Back to the challenges of digital marketing through multiple scattered social platforms, developers struggle to keep up with changing trends and often get frustrated with the reduced productivity in their solution development, resulting from focusing more on promotional activities.
Even more painful is lower user engagement due to too much content, competition with giant social media accounts, and constant need for new content ideas. They find it hard to hire skilled social media personnel. Measuring how social media efforts help business growth is tough for them.
Speed Over Hype: The Key to Success in the Blockchain Space
The problem with the blockchain space is less about the lack of finance and more about the speed of building functional products. Given the fast-paced nature of the area, companies that tend to win are those that speedily deploy high-quality products before the hype and momentum dry up.
To get to speed, blockchain startups need to balance the developmental and promotional realms. Hunter highlighted the contribution of “more niche and targeted social networks that cut through the noise easily.”

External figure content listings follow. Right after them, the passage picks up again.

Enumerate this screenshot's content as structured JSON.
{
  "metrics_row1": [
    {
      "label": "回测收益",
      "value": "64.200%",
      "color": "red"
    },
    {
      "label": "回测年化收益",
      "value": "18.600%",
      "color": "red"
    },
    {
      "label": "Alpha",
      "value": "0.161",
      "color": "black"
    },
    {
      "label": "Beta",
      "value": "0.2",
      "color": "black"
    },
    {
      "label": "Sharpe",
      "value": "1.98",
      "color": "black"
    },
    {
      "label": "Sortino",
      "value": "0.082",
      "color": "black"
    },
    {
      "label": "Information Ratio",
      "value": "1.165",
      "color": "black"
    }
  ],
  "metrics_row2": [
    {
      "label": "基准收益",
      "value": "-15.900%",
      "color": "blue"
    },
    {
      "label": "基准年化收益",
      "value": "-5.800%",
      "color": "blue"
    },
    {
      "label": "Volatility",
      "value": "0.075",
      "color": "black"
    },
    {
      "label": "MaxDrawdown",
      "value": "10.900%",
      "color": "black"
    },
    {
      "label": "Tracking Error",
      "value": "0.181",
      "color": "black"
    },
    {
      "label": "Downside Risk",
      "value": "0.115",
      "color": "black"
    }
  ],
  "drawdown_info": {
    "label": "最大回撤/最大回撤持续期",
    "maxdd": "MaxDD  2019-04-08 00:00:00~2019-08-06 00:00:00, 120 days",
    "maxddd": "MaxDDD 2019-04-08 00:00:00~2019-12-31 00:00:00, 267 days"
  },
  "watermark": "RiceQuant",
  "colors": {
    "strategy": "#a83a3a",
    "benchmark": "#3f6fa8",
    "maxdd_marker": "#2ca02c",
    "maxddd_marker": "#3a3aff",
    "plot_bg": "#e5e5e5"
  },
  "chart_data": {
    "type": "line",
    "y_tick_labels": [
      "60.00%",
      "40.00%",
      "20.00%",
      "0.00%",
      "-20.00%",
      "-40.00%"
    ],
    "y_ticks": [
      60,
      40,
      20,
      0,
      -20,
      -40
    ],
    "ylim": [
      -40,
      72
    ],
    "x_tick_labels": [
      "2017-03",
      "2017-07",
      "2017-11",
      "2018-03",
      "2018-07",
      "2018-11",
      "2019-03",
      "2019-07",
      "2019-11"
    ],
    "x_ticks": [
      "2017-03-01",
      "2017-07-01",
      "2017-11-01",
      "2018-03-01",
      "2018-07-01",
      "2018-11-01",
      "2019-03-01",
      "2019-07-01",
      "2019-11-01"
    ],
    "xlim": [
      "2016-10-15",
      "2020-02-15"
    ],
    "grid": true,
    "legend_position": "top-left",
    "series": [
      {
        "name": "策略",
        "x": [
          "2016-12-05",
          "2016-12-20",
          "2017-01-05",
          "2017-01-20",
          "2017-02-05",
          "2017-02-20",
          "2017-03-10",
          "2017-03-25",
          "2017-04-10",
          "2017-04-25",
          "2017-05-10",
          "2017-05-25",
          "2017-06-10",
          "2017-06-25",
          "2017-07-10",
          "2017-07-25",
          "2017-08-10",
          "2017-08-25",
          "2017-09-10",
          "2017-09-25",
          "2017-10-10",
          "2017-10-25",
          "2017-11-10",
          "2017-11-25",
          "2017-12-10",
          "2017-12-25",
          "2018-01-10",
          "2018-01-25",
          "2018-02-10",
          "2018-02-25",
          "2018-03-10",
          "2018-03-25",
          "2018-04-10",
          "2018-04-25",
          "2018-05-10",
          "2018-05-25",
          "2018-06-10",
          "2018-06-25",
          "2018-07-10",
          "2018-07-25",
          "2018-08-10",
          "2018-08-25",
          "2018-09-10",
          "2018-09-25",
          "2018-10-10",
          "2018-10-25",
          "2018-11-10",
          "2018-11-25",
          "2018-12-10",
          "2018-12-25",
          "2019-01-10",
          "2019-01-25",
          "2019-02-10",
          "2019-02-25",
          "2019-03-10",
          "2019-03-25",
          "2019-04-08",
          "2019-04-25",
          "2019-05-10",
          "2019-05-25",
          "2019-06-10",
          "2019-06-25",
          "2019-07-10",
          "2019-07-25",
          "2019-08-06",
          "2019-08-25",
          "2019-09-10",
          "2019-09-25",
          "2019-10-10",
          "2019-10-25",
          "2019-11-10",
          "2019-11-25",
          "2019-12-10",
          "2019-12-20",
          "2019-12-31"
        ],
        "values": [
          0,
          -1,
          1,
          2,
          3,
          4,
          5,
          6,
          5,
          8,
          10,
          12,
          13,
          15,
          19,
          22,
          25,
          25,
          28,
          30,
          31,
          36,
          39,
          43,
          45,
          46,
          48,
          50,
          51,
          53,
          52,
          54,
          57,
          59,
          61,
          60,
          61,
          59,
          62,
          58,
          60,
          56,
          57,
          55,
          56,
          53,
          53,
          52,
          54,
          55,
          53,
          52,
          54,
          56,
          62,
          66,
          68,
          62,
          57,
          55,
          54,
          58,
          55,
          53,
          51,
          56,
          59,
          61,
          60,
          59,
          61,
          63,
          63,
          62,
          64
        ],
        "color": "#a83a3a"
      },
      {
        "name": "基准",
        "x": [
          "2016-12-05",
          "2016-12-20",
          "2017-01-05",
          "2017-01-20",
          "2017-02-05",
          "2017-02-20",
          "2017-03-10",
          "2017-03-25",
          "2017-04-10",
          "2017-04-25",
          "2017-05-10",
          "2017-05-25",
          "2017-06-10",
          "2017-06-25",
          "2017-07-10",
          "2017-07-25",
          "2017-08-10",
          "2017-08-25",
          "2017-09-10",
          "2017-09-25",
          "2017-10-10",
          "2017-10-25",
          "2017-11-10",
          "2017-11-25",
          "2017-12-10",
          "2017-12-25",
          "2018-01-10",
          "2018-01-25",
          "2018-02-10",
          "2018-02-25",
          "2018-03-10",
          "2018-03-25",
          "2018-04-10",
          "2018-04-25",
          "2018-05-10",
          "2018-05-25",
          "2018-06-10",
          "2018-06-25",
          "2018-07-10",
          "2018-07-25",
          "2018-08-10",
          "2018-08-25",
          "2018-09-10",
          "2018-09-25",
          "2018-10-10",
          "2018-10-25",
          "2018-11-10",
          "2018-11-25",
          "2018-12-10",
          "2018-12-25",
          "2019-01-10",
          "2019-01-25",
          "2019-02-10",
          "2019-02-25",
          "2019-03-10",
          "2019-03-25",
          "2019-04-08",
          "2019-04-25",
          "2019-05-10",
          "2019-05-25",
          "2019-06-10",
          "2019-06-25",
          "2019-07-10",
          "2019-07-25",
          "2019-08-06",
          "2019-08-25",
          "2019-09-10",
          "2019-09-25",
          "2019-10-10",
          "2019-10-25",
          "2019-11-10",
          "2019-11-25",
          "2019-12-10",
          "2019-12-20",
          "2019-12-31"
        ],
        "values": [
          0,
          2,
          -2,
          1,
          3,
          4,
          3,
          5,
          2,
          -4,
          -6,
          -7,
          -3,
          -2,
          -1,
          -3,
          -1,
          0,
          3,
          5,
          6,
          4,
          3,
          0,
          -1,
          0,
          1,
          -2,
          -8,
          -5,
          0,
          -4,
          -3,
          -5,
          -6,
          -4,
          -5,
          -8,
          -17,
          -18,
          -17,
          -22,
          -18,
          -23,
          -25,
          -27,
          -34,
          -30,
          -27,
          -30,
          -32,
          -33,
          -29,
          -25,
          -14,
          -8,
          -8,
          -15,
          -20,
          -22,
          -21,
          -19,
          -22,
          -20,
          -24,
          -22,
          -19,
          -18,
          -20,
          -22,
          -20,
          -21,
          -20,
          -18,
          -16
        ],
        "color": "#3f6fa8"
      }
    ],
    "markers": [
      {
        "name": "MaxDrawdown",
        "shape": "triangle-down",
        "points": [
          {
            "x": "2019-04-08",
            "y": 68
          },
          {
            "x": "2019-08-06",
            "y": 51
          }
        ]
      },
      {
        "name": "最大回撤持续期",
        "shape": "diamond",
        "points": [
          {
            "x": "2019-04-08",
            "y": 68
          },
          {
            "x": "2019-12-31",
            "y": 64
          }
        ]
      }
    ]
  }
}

In a conversation with Techopedia, a spokesperson from Kahuna, a startup building a unified communication and collaboration platform for blockchain project creators and their communities, they described the necessity for quality connections that allow crypto enthusiasts to seamlessly discover and interact with cutting-edge projects transparently.
“Speed, quality, and transparency—these combinedly redefine blockchain interaction.”
Even with a high failure rate of 95%, there is still hope and tremendous potential for blockchain technology. This optimism is well-founded, especially considering that the global blockchain technology market is projected to reach a valuation of 1,200 billion USD by 2030.
While most onlookers point to the lack of talent, market volatility, and technical challenges as reasons for the failure of startups, it is worth considering that perhaps most of these startups are failing simply because they cannot bridge the gap between ambition and execution.
In the ever-evolving blockchain landscape, success often favors those who can swiftly turn their vision into a tangible, functional product. The breakneck pace of this industry means that companies must have innovative ideas and the ability to bring them to market rapidly, balancing developmental and promotional activities.